A mulher riu e entrou no quarto. Suas bochechas cheias estavam vermelhas devido ao esforço de estar carregando uma bandeja cheia de bolinhos e pães. Não era comum que lhe servissem esse tipo de alimento quando já havia escurecido, o que fez o menino franzir as sobrancelhas e fixar seu olhar sério sobre a cozinheira.

ㅡ Hora do seu lanche da tarde. ㅡ disse ela ao depositar o objeto em cima de uma mesa de carvalho.

ㅡ Mas, oras! ㅡ o menino se espantou ㅡ Já é noite! Como me trazes apenas o lanche da tarde? E por quê nenhuma das preceptoras veio me acordar? Jamais dormi uma tarde inteira desde que iniciei minhas lições! 

A criança pula da cama e corre para seu cômodo de vestir.

ㅡ Venha, Kira! Me ajude a encontrar o traje para o jantar! ㅡ o menino grita ㅡ Meu pai não perdoa atrasos, sabes disso.

ㅡ Pequeno… ㅡ Kira o chama com carinho ㅡ Venha, ainda não é hora do jantar. Ainda não é noite.

ㅡ Como não? ㅡ ele para na porta do cômodo, com os braços cruzados ㅡ Como explica então a escuridão através de minha janela? 

A cozinheira engole com dificuldade e olha para o chão. Como explicar para uma criança tão pequena o que está acontecendo lá fora? Como poderia explicar que, no meio de um dia ensolarado, uma nuvem escura escondeu o sol e a lua tomou conta do céu?

ㅡ Kira? ㅡ ele chama, com a voz trêmula, e se aproxima ㅡ Por que está tremendo tanto?

ㅡ Eu não sei explicar o que aconteceu, meu príncipe. ㅡ ela olha para a porta no exato momento em que um guarda chega ㅡ Seu pai está a sua espera, ele lhe explicará tudo.

Mas o Rei não explicou. 

O menino foi levado por uma enorme quantidade de guardas reais até a entrada do jardim. Nenhum deles ousou responder às suas infinitas perguntas. 

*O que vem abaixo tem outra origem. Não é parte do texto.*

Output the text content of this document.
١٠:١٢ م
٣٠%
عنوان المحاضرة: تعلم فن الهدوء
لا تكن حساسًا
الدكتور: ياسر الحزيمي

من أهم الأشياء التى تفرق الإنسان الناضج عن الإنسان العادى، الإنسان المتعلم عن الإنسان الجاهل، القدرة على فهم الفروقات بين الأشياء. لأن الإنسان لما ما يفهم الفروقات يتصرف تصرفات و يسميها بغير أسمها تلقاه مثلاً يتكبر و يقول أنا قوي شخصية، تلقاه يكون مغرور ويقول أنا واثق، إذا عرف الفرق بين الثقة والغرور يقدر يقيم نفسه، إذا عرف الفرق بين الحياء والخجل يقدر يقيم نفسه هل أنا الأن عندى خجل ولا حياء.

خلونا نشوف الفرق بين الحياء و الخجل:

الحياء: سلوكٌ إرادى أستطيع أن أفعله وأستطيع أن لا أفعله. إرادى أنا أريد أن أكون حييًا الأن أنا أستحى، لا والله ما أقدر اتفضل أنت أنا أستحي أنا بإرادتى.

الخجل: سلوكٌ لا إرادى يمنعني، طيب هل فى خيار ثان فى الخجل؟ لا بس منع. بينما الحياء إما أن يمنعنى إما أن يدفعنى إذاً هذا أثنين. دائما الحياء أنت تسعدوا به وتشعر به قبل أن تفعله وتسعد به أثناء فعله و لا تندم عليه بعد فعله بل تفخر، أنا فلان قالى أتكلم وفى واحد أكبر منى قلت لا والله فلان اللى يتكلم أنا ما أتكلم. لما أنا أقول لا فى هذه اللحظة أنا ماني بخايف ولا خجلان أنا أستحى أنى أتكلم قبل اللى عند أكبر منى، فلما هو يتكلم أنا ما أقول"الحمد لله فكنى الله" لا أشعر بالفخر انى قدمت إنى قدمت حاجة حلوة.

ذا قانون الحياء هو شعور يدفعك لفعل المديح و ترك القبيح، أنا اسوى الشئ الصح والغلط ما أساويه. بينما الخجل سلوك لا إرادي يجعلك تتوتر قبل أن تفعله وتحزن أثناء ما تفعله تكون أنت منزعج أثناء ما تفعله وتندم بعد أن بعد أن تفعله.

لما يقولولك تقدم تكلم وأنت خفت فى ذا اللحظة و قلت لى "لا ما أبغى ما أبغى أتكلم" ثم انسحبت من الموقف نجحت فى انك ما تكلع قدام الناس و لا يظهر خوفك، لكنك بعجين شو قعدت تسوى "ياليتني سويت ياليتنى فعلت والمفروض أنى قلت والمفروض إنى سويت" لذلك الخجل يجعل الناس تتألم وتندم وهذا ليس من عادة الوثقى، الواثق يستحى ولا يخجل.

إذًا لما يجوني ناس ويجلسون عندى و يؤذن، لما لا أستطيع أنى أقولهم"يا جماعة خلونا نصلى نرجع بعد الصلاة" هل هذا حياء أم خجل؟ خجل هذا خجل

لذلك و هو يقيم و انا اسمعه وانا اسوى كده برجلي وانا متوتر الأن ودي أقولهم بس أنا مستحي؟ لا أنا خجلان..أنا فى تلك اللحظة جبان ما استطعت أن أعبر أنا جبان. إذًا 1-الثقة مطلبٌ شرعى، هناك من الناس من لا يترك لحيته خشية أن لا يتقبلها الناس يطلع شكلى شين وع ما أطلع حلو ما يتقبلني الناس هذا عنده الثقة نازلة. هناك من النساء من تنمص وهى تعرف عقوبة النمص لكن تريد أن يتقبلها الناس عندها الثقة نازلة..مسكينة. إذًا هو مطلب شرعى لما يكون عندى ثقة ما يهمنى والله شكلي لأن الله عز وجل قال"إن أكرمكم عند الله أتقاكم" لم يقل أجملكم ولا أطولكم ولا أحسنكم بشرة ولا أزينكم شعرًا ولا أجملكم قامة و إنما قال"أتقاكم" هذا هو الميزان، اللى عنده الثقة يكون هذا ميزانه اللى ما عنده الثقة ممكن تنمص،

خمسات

Outro grupo de guardas, desta vez com armaduras completas e espadas em punhos, o cercou e o guiou floresta adentro. 

ㅡ O que está havendo? ㅡ ele questionava a todo instante ㅡ Onde está meu pai? Para onde estão me levando?

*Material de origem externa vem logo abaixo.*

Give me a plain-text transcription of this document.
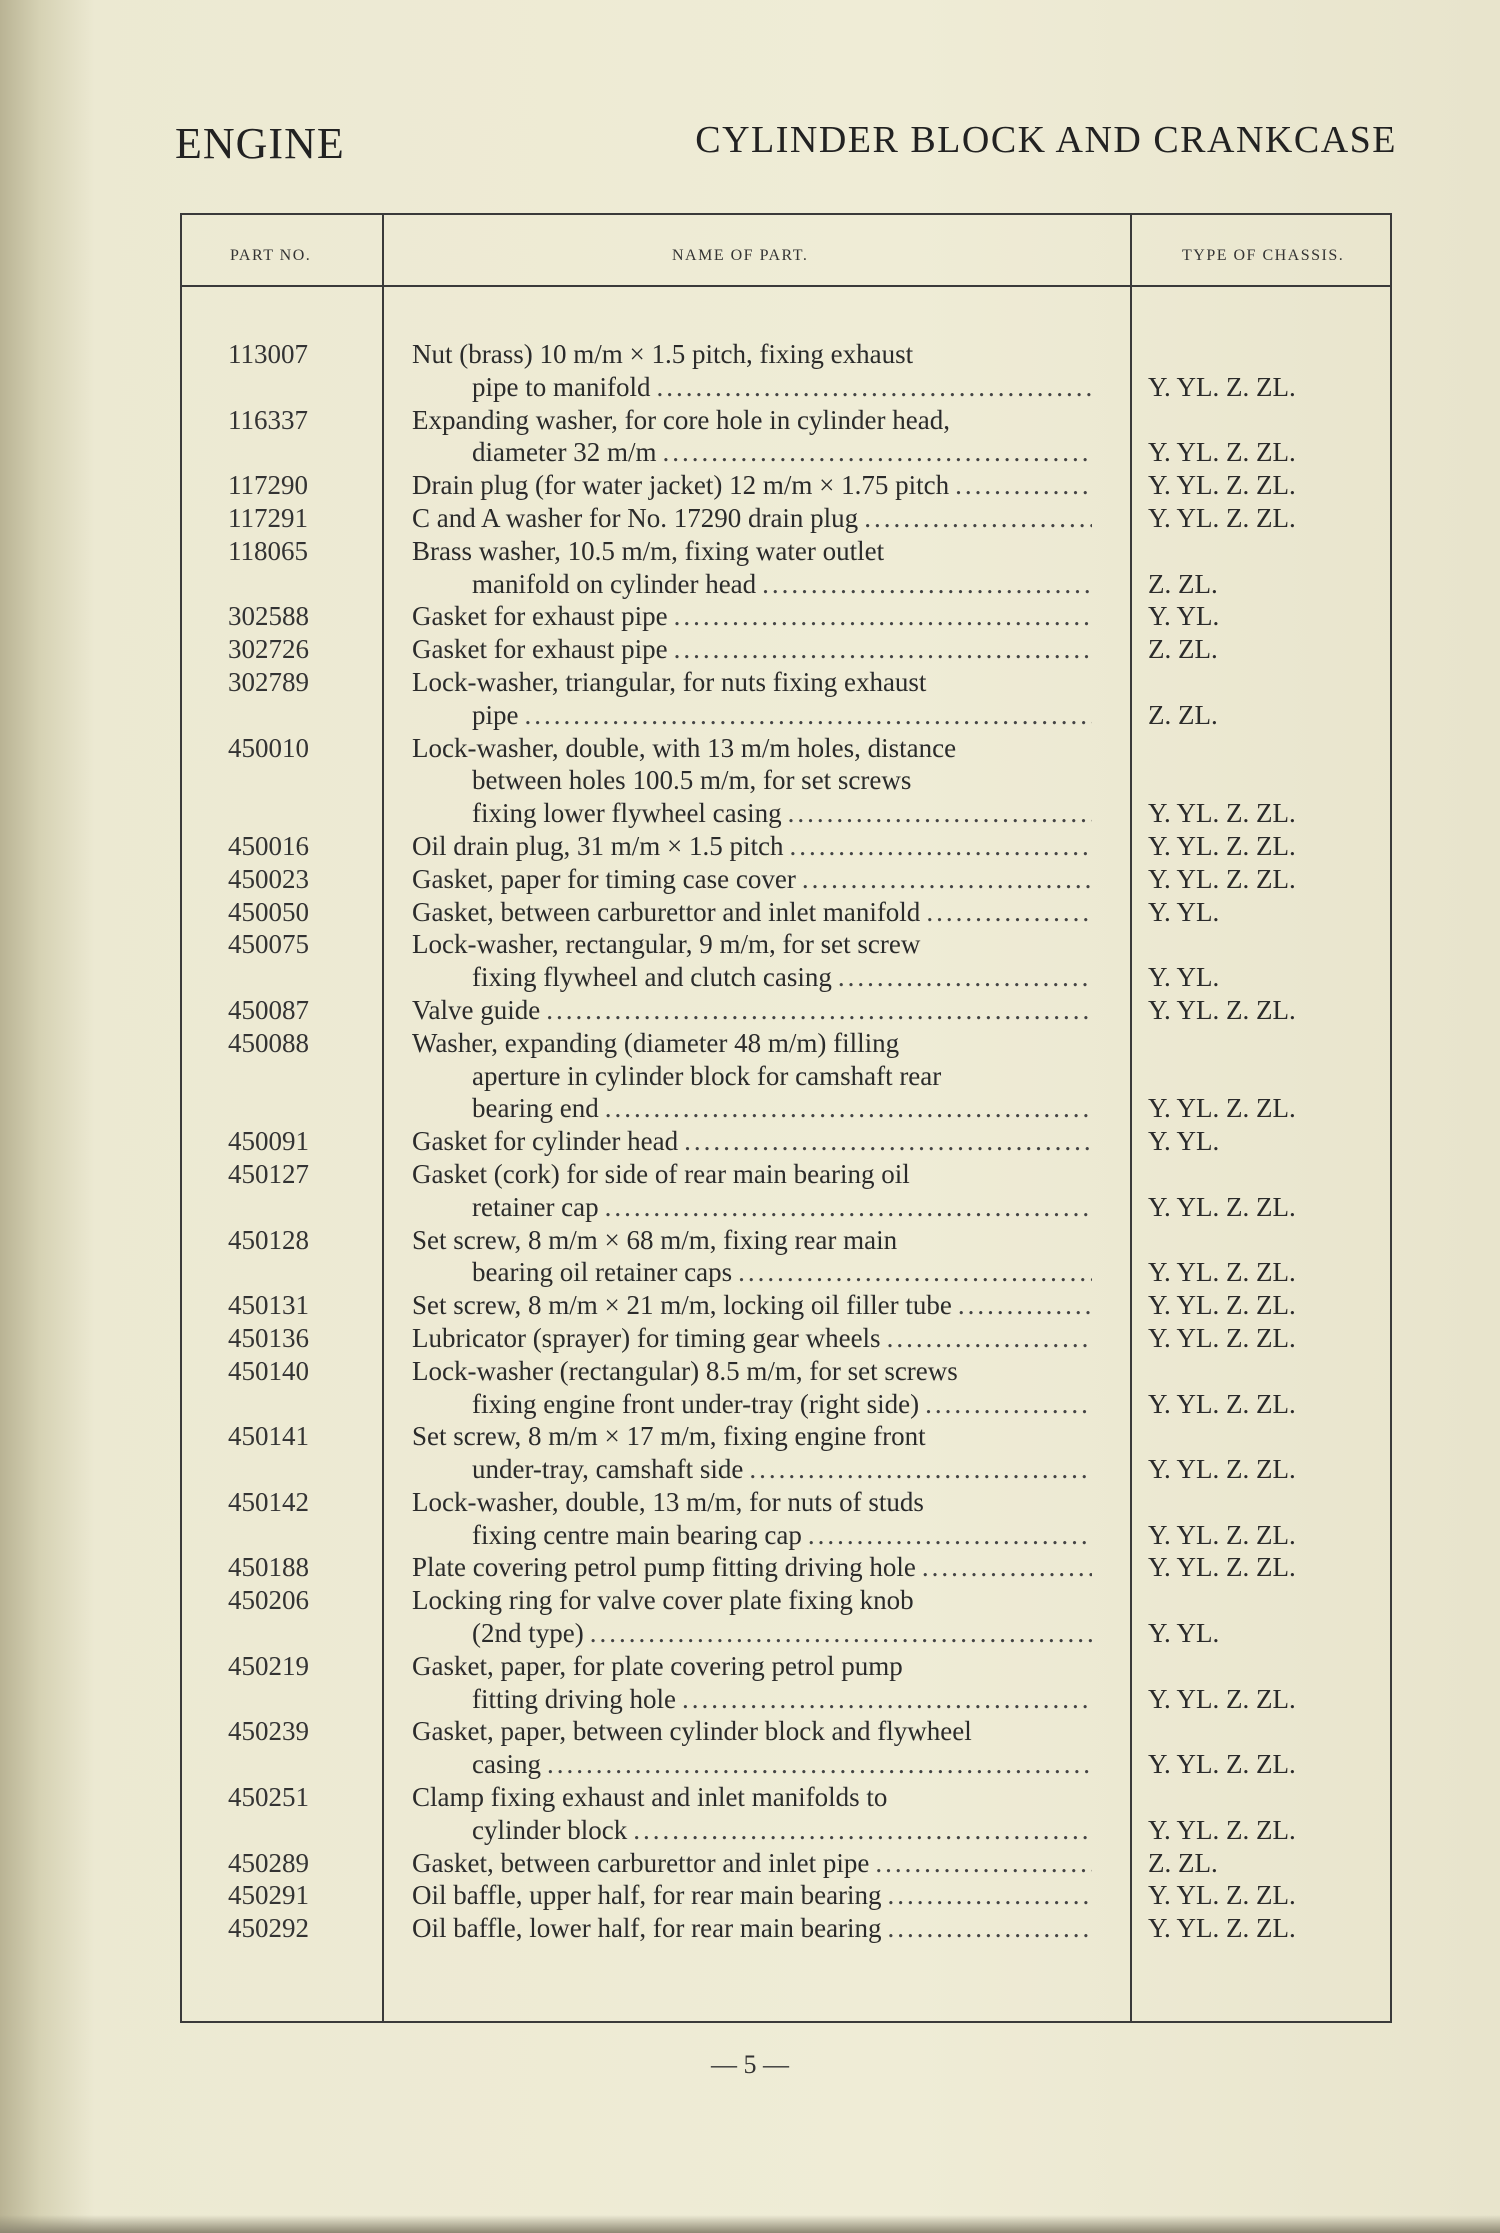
ENGINE	CYLINDER BLOCK AND CRANKCASE
PART NO.	NAME OF PART.	TYPE OF CHASSIS.
113007	Nut (brass) 10 m/m × 1.5 pitch, fixing exhaust
pipe to manifold .....	Y. YL. Z. ZL.
116337	Expanding washer, for core hole in cylinder head,
diameter 32 m/m .....	Y. YL. Z. ZL.
117290	Drain plug (for water jacket) 12 m/m × 1.75 pitch .....	Y. YL. Z. ZL.
117291	C and A washer for No. 17290 drain plug .....	Y. YL. Z. ZL.
118065	Brass washer, 10.5 m/m, fixing water outlet
manifold on cylinder head .....	Z. ZL.
302588	Gasket for exhaust pipe .....	Y. YL.
302726	Gasket for exhaust pipe .....	Z. ZL.
302789	Lock-washer, triangular, for nuts fixing exhaust
pipe .....	Z. ZL.
450010	Lock-washer, double, with 13 m/m holes, distance
between holes 100.5 m/m, for set screws
fixing lower flywheel casing .....	Y. YL. Z. ZL.
450016	Oil drain plug, 31 m/m × 1.5 pitch .....	Y. YL. Z. ZL.
450023	Gasket, paper for timing case cover .....	Y. YL. Z. ZL.
450050	Gasket, between carburettor and inlet manifold .....	Y. YL.
450075	Lock-washer, rectangular, 9 m/m, for set screw
fixing flywheel and clutch casing .....	Y. YL.
450087	Valve guide .....	Y. YL. Z. ZL.
450088	Washer, expanding (diameter 48 m/m) filling
aperture in cylinder block for camshaft rear
bearing end .....	Y. YL. Z. ZL.
450091	Gasket for cylinder head .....	Y. YL.
450127	Gasket (cork) for side of rear main bearing oil
retainer cap .....	Y. YL. Z. ZL.
450128	Set screw, 8 m/m × 68 m/m, fixing rear main
bearing oil retainer caps .....	Y. YL. Z. ZL.
450131	Set screw, 8 m/m × 21 m/m, locking oil filler tube .....	Y. YL. Z. ZL.
450136	Lubricator (sprayer) for timing gear wheels .....	Y. YL. Z. ZL.
450140	Lock-washer (rectangular) 8.5 m/m, for set screws
fixing engine front under-tray (right side) .....	Y. YL. Z. ZL.
450141	Set screw, 8 m/m × 17 m/m, fixing engine front
under-tray, camshaft side .....	Y. YL. Z. ZL.
450142	Lock-washer, double, 13 m/m, for nuts of studs
fixing centre main bearing cap .....	Y. YL. Z. ZL.
450188	Plate covering petrol pump fitting driving hole .....	Y. YL. Z. ZL.
450206	Locking ring for valve cover plate fixing knob
(2nd type) .....	Y. YL.
450219	Gasket, paper, for plate covering petrol pump
fitting driving hole .....	Y. YL. Z. ZL.
450239	Gasket, paper, between cylinder block and flywheel
casing .....	Y. YL. Z. ZL.
450251	Clamp fixing exhaust and inlet manifolds to
cylinder block .....	Y. YL. Z. ZL.
450289	Gasket, between carburettor and inlet pipe .....	Z. ZL.
450291	Oil baffle, upper half, for rear main bearing .....	Y. YL. Z. ZL.
450292	Oil baffle, lower half, for rear main bearing .....	Y. YL. Z. ZL.
— 5 —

Mas os guardas mantinham seus olhos a frente, sérios e firmes em sua caminhada. 

O menino ouviu a voz de seu pai ao longe e correu ao seu encontro. Ao ver o filho ali, o Rei acenou para os guardas, que se espalharam em volta de uma enorme cabana enfeitada com flores coloridas e plantas carnívoras.

ㅡ Boca fechada, ouviu bem, menino? ㅡ o Rei disse ao se abaixar para olhar nos olhos do filho ㅡ Apenas faça o que eu mandar e mantenha a sua boca fechada.

A criança apenas acenou, sentindo o frio na barriga se intensificar pelo medo que sentia do pai. Ao entrarem na cabana o menino percebeu que era muito maior do que aparentava sua fachada, e também percebeu que se tratava de uma casa de Fadas. 

Seres altos, de olhos amarelos, acompanhavam seus passos enquanto andava ao lado de seu pai até uma cama em um canto do lugar. O Rei posicionou o menino ao lado de um pequeno berço de balanço, de onde mãozinhas minúsculas tentavam sair de um embrulho de pano. Ao perceber que o bebê começaria a chorar, Alaric resolveu ajudar. Puxou as duas mãozinhas para fora da manta, em completo silêncio. 

E então algo estranho aconteceu… o bebê segurou seu dedão com tamanha força que um choque percorreu todo o seu braço, fazendo o menino se assustar e puxar a mão com uma certa brutalidade. Um choro estridente preencheu o ar.

ㅡ O que você fez, seu pirralho? ㅡ o rei puxou o filho pelo braço, com raiva, mas logo foi impedido por uma voz doce que fez os pelos de sua nuca se arrepiarem.

ㅡ Deixe-o. 

O rei largou o príncipe como se estivesse sendo queimado, e o menino encarou o ser pálido de pé a sua frente que acabara de lhe salvar de uma tremenda surra. 

ㅡ Por que seu cabelo é branco? ㅡ o menino perguntou encantado.

ㅡ Porque sou uma deusa. ㅡ a mulher lhe sorriu e piscou um olho ㅡ Já ouviu falar de mim?

ㅡ Eu conheço todos os deuses, faz parte das minhas aulas semanais. ㅡ ele sorriu e o choro do bebê aumentou ㅡ Faça ele calar a boca!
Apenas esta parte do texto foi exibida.